Uma semana depois ela foi presa na Filadélfia e levada de volta para a cidade de Nova Iorque para julgamento, processado por “incitar insurreição”. Durante a viagem de trem, Jacobs ofereceu-se para retirar a acusação contra ela se Emma lhe passasse informações sobre outros libertários da região. Ela responderia a esta proposta atirando um copo de água gelada em sua cara. Enquanto esperava o julgamento, Goldman foi visitada por Nellie Bly, uma repórter do periódico New York World. Ela passou duas horas falando com Goldman, e escreveu um artigo positivo sobre a mulher que descrevia como uma “Joana D’Arc moderna”.

Ilustração da prisão da ilha Blackwell em 1853 onde posteriormente em 1893 Emma Goldman esteve encarcerada.

Apesar da publicidade positiva, o juri foi persuadido pelo testemunho de Jacob e atemorizado pela perspectiva política de Goldman. O delegado distrital questionou Goldman sobre seu anarquismo, bem como sobre seu ateísmo; o juiz tratou-a como uma “mulher perigosa”.Ela foi sentenciada a um ano de prisão na penitenciária da ilha Blackwell (a atual Ilha Roosevelt). Em seu confinamento ela sofreu um ataque de reumatismo e foi mandada para enfermaria; lá ela se tornou amiga de um médico visitante e começou a estudar medicina. Ela também leu dezenas de livros, incluindo as obras de ativistas-escritores estadunidenses Ralph Waldo Emerson e Henry David Thoreau; do novelista Nathaniel Hawthorne; do poeta Walt Whitman, e do filósofo John Stuart Mill. Quando ela foi solta depois de dez meses, uma multidão barulhenta de aproximadamente três mil pessoas foi saudá-la no Teatro Thalia, na cidade de Nova Iorque. em pouco tempo passou a receber convites para dar entrevistas e conferências.

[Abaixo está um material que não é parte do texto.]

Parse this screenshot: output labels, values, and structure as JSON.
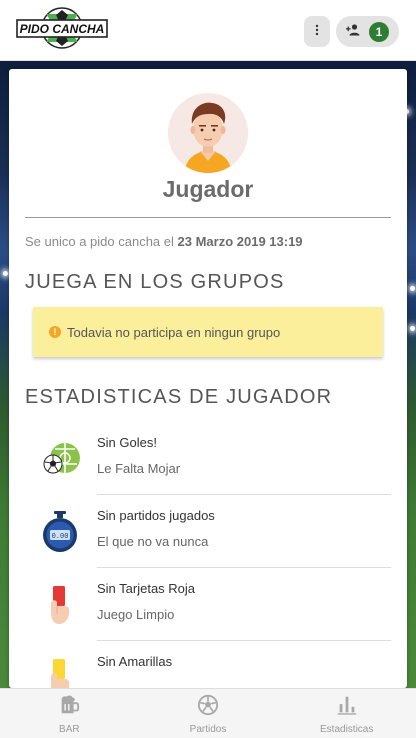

Para conseguir dinheiro, Emma decidiu se dedicar a profissão de enfermeira para a qual havia começado a estudar na prisão. Porém a especialização neste campo pela qual optou, chamada à época de matronaria (englobando noções de obstetrícia, ginecologia e massagem) não existia nas escolas de enfermagem dos Estados Unidos. Foi com o objetivo de ampliar sua formação, mas também de realizar conferências e leituras públicas nas cidades de Londres, Glasgow e Edimburgo, ela viajou de navio para a Europa. Lá teve contato com outros anarquistas notáveis como Errico Malatesta, Louise Michel, e Piotr Kropotkin. Em Viena recebeu dois certificados e os colocou em uso imediatamente após seu retorno aos Estados Unidos. Alternando entre seu ativismo e a matronaria, ela fez sua primeira viagem atravessando o país na qualidade de oradora libertária. Em novembro de 1899 Emma retornou à Europa onde encontrou o anarquista Hippolyte Havel, com quem iniciou um relacionamento. Juntos eles foram para França e auxiliaram na organização do Congresso Anarquista Internacional de Paris.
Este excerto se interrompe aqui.